According to the report, emissions of greenhouse gases from human activities are responsible for approximately 1.1°C during the last ten years of warming since 1850-1900. In 2020 the annual mean temperature was 1.2 C above the normal. The averaged temperature estimate over the next 20 years is expected to reach or exceed 1.5°C of warming.
Tantawi added that although the report indicated that some of these changes are irreversible, the world still has an opportunity to save the planet from catastrophic climatic effects that affect all climate-related systems.
And that is through a rapid and continuous reduction of greenhouse gases, especially carbon dioxide, and without taking these measures, it will not be possible to reach the goal of reducing the average temperature of the atmosphere below 1.5 or 2 degrees Celsius.
“The report reiterated the fact that the previous AR5 report emphasised that changes in climate are mainly caused by anthropogenic – man-made – interventions. Continuing global warming is expected to have negative impacts on the hydrological cycle including variability in rainfall increases in some areas causing floods and decreases in other areas causing drought and aridity.
With regard to North Africa and the Middle East, the climate change expert stressed the importance of taking the report’s forecasts seriously. The report predicted an accelerated increase in temperature, an increase in extreme heat waves, a decrease in extreme cold waves, and an increase in the rates of marine heat waves in the region.
The report also confirmed previous expectations regarding sea level rise during the past three decades and that it is expected to continue rising, which increases the chances of marine flooding and the inundation of some low-lying coastal areas, and an increase in rain rates in tropical regions of Africa and a decrease in North Africa and the Mediterranean basin. As well as a decrease in wind speed with an increase in the rates of forest fires as a result of drought and aridity.
The climate change expert believes that the one who bears the costs of climate change is always the poor, developing and least developed countries. Most of the negative effects of climate changes are for those countries, whether because of their geographical location or the size of their economies that do not bear violent shocks and lead to the collapse of these economies.
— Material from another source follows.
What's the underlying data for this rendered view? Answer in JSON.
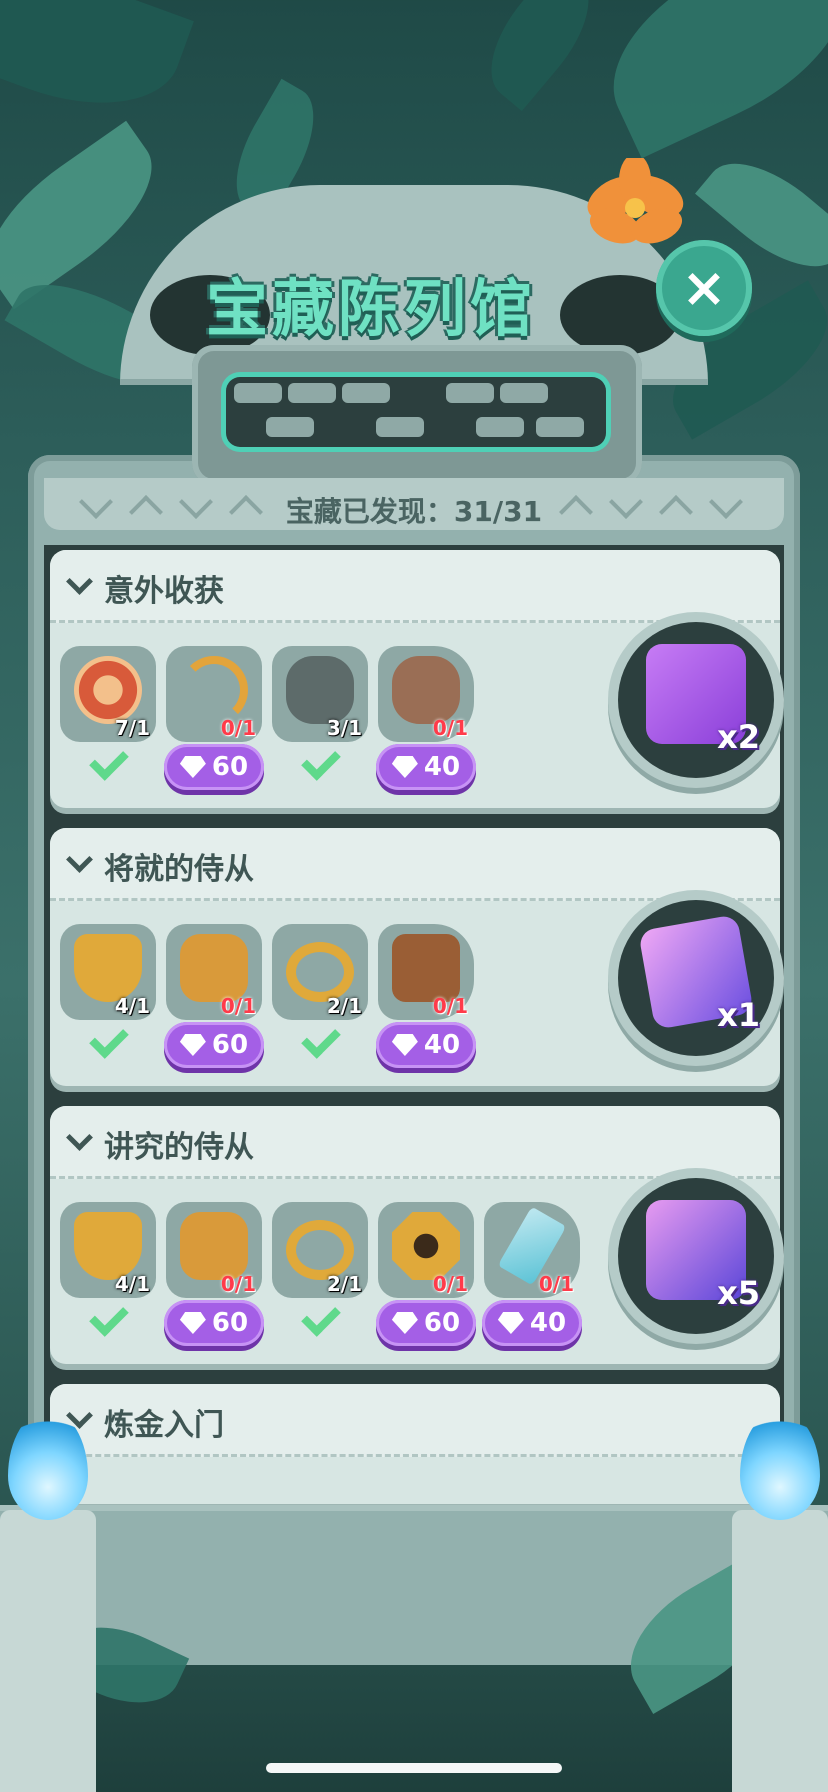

The economy of North Africa and the Middle East is expected to be affected by the loss of fertile land, infrastructure and other industrial projects.
Tantawi points out the need for the development plans of each country to include a basic axis of preserving the environment and moving towards non-polluting sources in power generation – such as renewable energies – and reducing the consumption of fossil fuels, especially coal, while giving a competitive advantage to the economy based on clear environmental sustainability criteria through financial incentives and tax and customs exemptions to encourage investment in areas that preserve the environment and reduce or prevent emissions.
“The findings of the report reflect the reality on the ground, the frantic race between industrialised countries during the eighteenth and nineteenth centuries and the rapid development processes that followed the world wars without planning or commitment to environmental conservation standards, and during the 20th century between rapidly developing countries,” he said.
He further explained that these countries are doing on industrial and developmental activities that require the generation of large quantities of energy from cheap sources, especially coal and petroleum, with excessive cutting of forests in some areas, or the loss of large areas of forests as a result of natural fires or an effective action, all of these factors combined led to a rapid increase in greenhouse gas emissions and thus atmospheric temperature rise.
Regarding his expectations for the upcoming conference for the parties in Glasgow, UK in November (COP26), Tantawi anticipated that it will not come up with decisive and firm decisions in line with the scientific facts referred to in international reports.
“I hope that the countries of the world – through their negotiating delegations participating in the conference – listen to the voice of reason and belief that we do not have an alternative planet,” he concluded, hoping for reaching clearly binding agreements according to the capabilities of each state.